Мишка смутился и не стал пояснять, что он спрашивал про кур, вдруг ему как-то не по себе стало.
— Остальных нет, — наконец ответил старик, медленно жуя.
Мишка успел уже увидеть, что зубы у него кривые, с прорехами.
Огонь в печи ровно и радостно гудел, тяга была отличная. И в холодном доме становилось теплее. Вскоре и чайник загрохотал крышкой. Мишка дернулся было, чтобы снять его, но вспомнил, что он не в тайге, в зимовьюшке, а в чужом доме, и остался на месте, лишь быстро и виновато посмотрел на хозяина.
— Снять, ага? — спросил.
— Ты же гость, — сказал старик с усмешкой. — Ладно, тащи его.
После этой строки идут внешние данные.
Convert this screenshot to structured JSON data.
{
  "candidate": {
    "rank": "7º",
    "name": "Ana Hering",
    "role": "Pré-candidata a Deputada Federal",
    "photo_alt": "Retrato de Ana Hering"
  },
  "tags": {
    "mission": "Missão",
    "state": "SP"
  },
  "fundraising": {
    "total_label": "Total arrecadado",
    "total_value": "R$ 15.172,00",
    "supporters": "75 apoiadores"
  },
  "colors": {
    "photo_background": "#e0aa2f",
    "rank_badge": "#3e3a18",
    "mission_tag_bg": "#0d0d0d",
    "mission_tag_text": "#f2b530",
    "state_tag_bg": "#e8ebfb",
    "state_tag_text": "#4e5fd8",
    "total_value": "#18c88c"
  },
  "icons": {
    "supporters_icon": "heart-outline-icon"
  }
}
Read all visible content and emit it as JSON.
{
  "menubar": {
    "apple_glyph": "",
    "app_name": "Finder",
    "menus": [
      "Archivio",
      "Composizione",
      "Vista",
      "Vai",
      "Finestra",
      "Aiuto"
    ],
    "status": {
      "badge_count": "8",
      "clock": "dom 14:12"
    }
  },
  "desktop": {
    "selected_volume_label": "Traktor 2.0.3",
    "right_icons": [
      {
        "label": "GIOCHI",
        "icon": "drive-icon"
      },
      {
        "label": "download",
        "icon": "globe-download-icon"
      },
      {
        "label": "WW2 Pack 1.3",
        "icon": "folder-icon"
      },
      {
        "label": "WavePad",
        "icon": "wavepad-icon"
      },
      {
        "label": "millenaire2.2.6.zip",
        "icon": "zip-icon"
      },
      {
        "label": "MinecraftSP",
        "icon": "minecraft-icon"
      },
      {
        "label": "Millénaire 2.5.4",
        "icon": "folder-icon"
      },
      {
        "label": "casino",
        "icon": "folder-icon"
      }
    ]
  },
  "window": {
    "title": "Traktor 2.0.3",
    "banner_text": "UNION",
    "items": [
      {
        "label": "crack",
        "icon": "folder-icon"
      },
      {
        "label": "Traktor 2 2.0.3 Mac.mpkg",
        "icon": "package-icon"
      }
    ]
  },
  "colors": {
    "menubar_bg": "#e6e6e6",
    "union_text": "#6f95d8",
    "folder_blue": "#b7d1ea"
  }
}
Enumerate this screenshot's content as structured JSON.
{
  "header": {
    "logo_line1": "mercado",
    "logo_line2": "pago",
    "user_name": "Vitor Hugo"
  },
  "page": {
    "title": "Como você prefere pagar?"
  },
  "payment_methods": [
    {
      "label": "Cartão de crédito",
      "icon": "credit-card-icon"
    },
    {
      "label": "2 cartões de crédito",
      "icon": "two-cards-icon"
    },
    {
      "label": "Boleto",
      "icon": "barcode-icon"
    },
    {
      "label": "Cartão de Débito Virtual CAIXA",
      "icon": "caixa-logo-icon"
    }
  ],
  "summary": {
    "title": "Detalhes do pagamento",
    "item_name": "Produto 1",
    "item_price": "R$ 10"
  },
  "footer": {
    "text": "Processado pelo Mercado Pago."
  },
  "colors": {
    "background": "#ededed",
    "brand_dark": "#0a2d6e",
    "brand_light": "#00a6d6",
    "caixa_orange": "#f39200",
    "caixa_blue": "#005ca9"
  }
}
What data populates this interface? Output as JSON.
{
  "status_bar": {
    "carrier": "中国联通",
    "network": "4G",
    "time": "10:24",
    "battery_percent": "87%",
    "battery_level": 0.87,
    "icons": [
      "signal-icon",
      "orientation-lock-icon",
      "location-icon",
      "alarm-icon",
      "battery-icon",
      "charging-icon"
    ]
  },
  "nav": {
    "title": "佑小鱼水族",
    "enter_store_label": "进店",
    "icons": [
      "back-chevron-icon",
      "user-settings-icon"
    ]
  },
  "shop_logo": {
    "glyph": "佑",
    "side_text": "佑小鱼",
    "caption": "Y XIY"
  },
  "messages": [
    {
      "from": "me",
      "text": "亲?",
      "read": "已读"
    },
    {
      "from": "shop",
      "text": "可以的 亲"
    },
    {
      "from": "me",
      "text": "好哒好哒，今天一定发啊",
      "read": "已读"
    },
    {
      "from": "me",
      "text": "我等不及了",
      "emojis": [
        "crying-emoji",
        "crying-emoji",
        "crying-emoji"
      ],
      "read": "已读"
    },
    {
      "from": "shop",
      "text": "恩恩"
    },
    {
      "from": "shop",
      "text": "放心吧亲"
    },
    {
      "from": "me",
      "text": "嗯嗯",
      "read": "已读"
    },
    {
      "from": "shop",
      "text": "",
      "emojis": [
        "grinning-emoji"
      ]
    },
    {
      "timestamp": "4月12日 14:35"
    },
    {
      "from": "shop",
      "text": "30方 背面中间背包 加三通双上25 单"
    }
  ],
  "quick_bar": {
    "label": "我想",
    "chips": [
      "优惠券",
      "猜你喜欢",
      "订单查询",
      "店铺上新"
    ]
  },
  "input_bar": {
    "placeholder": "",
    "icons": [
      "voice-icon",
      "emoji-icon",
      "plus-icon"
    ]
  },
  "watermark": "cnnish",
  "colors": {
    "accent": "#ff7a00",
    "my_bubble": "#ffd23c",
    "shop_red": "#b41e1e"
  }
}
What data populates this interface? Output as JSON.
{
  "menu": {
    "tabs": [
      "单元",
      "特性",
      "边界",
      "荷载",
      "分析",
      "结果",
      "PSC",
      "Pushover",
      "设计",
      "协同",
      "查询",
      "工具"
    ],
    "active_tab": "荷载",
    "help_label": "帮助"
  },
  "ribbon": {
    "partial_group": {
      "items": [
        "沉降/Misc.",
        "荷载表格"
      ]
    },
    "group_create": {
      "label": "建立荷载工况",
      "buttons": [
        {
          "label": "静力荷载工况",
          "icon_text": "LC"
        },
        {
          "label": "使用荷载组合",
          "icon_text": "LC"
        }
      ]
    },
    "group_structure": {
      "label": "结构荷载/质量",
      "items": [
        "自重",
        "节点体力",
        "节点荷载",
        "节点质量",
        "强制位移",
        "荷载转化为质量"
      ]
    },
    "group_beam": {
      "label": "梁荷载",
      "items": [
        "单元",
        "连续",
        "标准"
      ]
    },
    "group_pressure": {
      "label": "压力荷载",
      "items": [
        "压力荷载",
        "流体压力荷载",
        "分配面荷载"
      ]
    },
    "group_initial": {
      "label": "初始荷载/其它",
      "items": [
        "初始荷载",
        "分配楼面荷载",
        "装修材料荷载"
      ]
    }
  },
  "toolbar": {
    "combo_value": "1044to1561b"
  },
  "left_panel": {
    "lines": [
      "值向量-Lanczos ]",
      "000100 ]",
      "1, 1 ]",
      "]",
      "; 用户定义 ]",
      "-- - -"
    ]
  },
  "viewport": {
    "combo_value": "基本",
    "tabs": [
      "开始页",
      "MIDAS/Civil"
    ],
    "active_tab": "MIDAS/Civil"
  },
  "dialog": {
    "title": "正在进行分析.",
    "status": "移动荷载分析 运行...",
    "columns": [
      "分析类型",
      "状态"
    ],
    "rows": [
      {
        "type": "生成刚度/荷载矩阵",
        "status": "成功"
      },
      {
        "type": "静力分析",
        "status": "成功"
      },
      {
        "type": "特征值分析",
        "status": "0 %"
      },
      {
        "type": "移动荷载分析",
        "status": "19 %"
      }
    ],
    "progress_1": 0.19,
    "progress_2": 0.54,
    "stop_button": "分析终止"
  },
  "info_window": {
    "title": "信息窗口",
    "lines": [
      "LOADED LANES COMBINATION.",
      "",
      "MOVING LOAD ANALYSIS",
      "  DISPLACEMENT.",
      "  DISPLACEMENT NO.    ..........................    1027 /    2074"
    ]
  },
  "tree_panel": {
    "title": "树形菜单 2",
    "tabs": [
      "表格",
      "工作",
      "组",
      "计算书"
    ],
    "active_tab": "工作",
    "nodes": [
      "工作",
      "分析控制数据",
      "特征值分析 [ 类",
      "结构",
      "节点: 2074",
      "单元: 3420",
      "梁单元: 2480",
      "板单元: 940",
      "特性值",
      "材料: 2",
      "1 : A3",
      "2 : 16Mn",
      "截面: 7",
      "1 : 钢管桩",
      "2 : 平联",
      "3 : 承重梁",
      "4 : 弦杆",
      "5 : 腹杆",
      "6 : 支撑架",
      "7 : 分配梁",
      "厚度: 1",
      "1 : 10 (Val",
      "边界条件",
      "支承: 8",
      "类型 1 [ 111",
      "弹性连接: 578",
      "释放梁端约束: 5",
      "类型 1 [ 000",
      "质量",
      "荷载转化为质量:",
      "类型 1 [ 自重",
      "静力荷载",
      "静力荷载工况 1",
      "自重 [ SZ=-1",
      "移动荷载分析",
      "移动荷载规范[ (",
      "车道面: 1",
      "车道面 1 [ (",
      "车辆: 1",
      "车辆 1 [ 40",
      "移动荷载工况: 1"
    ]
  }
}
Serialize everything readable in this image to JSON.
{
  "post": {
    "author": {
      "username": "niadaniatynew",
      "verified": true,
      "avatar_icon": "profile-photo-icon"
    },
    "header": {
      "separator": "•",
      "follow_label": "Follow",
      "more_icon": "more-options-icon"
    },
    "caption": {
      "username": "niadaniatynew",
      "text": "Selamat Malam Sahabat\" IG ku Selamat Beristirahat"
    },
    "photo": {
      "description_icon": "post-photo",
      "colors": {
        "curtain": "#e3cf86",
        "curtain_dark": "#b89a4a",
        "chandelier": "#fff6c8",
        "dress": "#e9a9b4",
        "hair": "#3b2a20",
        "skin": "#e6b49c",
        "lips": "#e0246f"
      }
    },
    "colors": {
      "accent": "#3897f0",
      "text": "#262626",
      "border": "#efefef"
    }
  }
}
Вон тряпка.
Мишка взялся за дужку чайника, обмотав ее тряпкой, и принес чайник на стол, на другую каменную пластину поставил его.
— А удобные камешки, ага, — сказал он. — Где вы их нашли?
— На скалах, — сказал Адам Георгиевич, беря из буфета фарфоровый чайник в рыжих застарелых потеках, открывая пачку плиточного чая, отламывая кусок. — Сколько ты жил здесь? — спрашивал он дальше, опуская кусок спрессованного чая в чайник и заливая его кипятком. — Совсем мало. А родился где? Здесь? Так ты тоже островитянин. Гм. Все островитяне странные люди.
Мишка смотрел на Адама Георгиевича с серебристой бородкой, в безрукавке, валенках в запотевших от чайного духа очках, и думал, что, ага, этот старик какой-то необычный. А себя-то Мишка считал никаким не странным, так, балбесина, сбежал из техникума. Но что он мог поделать?
После ужина они прошли в комнату. Там Мишка сразу увидел на стене еще один портрет той светловолосой подводной женщины, только молодой, радостной. В комнате был шкаф, стоял диван, у другой стены — железная кровать. Этажерка с книгами. Телевизор. На нем керосиновая лампа. В комнате еще было довольно холодно.
— Ты же не мерзляк, — сказал Адам Георгиевич, — эвенк рождается в снегу, как говорится. Так что буржуйку я топить не буду.
Ближе к кровати стояла буржуйка, круглая чугунная печка.
— Сдувает вашего брата с Байкала. Как вот и могильника. Исчезает орел, солнечная птица. Скоро его на острове совсем не будет.